We have that the line $$XY$$ passes through $$A$$, which is the intersection point of the tangents of the meeting points of the incircle and $$AB$$ and $$AC$$. This means that $$X$$, $$Y$$, and those meeting points (lets call them $$M$$ on $$AB$$ and $$N$$ on $$AC$$) form a harmonic quadrilateral. Call the intersection of $$XY$$ and $$MN$$, $$E$$. We know that $$A$$, $$Y$$, $$E$$, and $$X$$ form a harmonic bundle, either by projecting through $$M$$ or $$N$$, or just remembering this as a construction, and using it as a rule. Either way, we know we can extend $$MN$$ so that it intersects with the tangents of $$X$$ and $$Y$$. Call this point $$Z$$.

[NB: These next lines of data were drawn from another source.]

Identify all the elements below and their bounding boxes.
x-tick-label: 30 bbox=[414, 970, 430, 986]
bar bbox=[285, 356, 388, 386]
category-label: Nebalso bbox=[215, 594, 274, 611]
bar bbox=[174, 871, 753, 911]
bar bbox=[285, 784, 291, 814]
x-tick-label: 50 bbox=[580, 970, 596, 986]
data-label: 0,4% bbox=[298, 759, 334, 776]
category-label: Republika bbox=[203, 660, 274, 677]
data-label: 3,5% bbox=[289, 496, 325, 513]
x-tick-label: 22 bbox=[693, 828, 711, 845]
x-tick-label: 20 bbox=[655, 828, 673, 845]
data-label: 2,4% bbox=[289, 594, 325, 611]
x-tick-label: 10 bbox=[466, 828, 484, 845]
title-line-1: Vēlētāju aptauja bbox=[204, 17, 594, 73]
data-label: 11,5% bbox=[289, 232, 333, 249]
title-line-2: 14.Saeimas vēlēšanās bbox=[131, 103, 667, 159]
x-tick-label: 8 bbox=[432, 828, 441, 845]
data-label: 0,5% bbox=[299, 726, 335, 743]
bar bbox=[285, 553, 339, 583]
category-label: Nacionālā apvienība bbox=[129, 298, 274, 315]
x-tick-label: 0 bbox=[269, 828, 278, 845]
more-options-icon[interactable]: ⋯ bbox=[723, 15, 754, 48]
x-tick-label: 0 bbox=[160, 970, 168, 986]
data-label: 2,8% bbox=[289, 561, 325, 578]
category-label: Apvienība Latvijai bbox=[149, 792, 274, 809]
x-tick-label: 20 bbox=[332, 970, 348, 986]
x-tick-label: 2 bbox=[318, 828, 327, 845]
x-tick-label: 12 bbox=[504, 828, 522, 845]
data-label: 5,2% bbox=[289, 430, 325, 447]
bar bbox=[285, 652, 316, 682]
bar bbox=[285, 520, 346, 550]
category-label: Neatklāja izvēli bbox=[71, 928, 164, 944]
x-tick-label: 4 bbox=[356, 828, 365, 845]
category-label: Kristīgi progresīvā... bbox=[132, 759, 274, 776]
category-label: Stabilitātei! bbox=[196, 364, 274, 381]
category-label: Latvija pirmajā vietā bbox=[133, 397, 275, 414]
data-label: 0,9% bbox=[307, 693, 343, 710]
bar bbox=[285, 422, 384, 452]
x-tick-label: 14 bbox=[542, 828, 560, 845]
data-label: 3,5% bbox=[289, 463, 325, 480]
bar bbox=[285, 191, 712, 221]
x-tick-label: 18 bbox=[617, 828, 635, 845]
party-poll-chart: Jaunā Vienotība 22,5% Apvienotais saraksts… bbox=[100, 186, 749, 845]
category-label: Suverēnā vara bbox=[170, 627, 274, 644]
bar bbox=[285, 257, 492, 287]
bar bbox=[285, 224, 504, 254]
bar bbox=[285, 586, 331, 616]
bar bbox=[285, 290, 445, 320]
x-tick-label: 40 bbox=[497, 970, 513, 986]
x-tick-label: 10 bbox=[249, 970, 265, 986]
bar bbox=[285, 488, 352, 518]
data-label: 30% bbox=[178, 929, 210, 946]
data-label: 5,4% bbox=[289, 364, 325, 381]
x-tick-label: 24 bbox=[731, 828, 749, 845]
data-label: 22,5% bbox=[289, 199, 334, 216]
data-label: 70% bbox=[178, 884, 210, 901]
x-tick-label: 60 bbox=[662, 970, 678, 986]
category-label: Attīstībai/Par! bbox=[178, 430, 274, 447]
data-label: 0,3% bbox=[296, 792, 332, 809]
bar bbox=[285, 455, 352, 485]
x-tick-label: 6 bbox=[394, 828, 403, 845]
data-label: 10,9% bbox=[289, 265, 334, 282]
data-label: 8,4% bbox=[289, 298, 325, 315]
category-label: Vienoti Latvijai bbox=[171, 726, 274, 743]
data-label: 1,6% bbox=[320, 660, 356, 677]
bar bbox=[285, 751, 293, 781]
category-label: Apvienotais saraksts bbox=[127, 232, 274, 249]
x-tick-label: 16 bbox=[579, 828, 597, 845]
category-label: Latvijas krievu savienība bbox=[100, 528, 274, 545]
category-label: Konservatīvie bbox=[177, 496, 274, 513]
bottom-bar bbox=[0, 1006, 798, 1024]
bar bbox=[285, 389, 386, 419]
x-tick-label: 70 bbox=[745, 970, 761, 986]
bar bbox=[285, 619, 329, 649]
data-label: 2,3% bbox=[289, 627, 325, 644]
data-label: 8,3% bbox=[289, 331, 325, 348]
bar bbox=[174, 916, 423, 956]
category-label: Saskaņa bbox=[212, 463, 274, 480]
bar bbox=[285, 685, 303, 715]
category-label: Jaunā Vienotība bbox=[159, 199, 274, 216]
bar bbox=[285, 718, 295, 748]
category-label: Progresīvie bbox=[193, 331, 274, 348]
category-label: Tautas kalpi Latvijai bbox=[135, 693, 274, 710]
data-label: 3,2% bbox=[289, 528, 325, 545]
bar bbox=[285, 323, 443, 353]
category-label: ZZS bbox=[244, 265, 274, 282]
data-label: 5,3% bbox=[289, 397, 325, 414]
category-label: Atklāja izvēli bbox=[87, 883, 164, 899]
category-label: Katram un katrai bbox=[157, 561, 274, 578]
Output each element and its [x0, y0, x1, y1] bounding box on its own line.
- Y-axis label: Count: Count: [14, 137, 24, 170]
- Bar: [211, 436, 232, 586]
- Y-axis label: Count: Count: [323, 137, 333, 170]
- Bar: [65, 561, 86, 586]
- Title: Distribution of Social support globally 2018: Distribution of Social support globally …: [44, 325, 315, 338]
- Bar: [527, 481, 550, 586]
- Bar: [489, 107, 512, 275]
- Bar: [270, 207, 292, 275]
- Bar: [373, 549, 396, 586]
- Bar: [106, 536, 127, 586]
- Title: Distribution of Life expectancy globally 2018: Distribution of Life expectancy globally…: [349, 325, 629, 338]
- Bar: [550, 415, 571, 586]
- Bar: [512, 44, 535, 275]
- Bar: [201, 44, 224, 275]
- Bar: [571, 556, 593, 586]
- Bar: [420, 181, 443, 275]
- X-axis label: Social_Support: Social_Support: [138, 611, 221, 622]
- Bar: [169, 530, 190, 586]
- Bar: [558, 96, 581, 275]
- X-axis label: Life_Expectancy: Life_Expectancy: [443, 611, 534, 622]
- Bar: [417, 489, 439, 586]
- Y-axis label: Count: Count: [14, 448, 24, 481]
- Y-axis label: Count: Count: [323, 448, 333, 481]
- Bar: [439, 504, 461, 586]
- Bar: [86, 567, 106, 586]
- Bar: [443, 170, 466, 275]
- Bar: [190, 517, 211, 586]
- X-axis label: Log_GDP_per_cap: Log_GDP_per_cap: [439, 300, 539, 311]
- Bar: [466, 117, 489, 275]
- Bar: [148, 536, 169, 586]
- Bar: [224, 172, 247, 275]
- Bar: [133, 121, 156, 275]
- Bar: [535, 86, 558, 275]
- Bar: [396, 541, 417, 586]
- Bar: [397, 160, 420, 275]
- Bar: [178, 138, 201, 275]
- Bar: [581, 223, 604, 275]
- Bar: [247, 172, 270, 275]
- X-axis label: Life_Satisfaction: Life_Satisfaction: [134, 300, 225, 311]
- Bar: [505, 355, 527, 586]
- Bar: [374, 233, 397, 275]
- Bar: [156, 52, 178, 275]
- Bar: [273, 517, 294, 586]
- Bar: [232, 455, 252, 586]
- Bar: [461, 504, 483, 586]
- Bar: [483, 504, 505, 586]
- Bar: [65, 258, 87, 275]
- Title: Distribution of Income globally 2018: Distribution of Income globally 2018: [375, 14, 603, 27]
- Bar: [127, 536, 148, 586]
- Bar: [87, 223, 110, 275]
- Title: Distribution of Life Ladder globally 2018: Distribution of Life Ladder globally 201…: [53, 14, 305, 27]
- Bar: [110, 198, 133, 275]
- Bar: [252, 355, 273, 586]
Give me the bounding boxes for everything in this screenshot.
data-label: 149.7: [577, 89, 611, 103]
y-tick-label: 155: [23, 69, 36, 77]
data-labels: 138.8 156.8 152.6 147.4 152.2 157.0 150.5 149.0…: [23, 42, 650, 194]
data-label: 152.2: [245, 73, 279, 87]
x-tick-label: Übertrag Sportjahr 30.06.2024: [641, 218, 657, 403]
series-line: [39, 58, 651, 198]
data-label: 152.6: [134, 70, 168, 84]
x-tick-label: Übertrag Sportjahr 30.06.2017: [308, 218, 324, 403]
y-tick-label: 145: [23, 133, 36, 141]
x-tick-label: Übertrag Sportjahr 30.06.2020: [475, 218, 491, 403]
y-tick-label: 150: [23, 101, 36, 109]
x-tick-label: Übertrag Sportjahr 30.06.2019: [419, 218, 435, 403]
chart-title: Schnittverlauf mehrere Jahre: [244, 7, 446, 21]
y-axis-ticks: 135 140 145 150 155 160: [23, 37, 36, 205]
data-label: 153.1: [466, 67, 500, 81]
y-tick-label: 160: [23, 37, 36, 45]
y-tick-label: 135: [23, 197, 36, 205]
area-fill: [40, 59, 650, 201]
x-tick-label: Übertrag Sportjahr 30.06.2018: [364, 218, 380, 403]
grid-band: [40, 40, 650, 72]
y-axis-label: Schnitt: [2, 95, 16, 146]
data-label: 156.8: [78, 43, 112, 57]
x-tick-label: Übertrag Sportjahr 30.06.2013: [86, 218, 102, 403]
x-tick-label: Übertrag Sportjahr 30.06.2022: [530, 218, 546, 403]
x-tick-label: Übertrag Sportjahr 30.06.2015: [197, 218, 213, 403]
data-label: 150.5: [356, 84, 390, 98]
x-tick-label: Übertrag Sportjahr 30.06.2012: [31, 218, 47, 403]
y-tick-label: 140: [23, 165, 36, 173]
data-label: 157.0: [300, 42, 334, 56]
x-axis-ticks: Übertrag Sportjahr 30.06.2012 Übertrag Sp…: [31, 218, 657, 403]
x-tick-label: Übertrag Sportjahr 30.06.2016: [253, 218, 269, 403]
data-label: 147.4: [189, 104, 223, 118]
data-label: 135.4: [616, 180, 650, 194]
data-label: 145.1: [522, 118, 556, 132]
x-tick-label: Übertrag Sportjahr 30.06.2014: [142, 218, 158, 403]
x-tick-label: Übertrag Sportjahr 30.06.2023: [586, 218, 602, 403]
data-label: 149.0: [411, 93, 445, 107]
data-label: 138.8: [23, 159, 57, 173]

If we connect $$Z$$ to our harmonic bundle of $$A$$, $$Y$$, $$E$$, and $$X$$ and extend, we can see two new harmonic bundles: One formed by $$A$$, $$P$$, $$M$$, and $$B$$, and another formed by $$A$$, $$Q$$, $$N$$, and $$C$$. Calling the length $$AM$$, $$x$$, we can solve for these harmonic products in terms of $$x$$, set them equal to $$1$$, solve for $$x$$ and then use this same value of $$x$$ to represent $$AM$$, since the lengths of tangents are equal. $\lvert (A,M;P,B) \rvert = \frac{3}{x-3}\cdot \frac{7-x}{7} = 1$ Solving gives that $$x = \frac{21}{5}$$ Now setting our desired $$AQ = y$$, we can solve for $$\lvert(A,N;Q,C)\rvert$$. $\lvert(A,N;Q,C) \rvert= \frac{y}{x-y}\cdot \frac{8-y}{8} = 1$ Substituting $$x$$ and solving for $$y$$ reveals $$AQ = \frac{168}{59}.$$

### Problem 3

Immediately from the side lengths, we get that $$ABCD$$ is a harmonic quadrilateral. This means that when we extend $$AC$$, it intersects the tangents of $$B$$ and $$D$$. We know that the point $$P$$ must lie on $$AC$$ and be an equal distance from $$B$$ and $$D$$. Since we know $$AC$$ passes through the intersection of the tangents, and that the intersection of tangents are equal lengths from both $$B$$ and $$D$$, we know that $$P$$ must be this special point that lies on the intersection of tangents. From there we have similar triangles to solve. $\frac{PA}{PB} = \frac{PB}{PC} = \frac{AB}{BC} = \frac{2}{3}$ $PC = \frac{9}{4}AB$ $PC = PA + 11$ Solving gives us that $$PA = \frac{44}{5}$$ and $$PC = \frac{99}{5}$$. We are asked for $$PB$$ which is their geometric mean: $$PB = \frac{66}{5}$$

### Problem 4

In this problem, we have that the two tangents to $$\omega$$ from $$A$$ hit $$\omega$$ at $$B$$ and $$C$$. Then we have another chord $$DE$$ that passes through $$A$$. This means that $$BECD$$ is a harmonic quadrilateral. Now we project through $$M$$ onto $$DE$$. $$D$$ and $$E$$ stay in the same place, while $$C$$ goes to $$K$$, because $$K$$ is the intersection of $$DE$$ and $$M$$. Now the projection of $$B$$ is strange. $$BM$$ is parallel to $$DE$$, so it never hits. Another way of thinking of this is that $$B$$ projects onto the point at infinity, call it $$X$$. Now that we have that $$(E,D;K,X)$$ is a harmonic bundle, and that $$X$$ is the point at infinity on the line $$DE$$. This means that $$K$$ must be the midpoint of $$DE$$, which is exactly what we wanted to prove.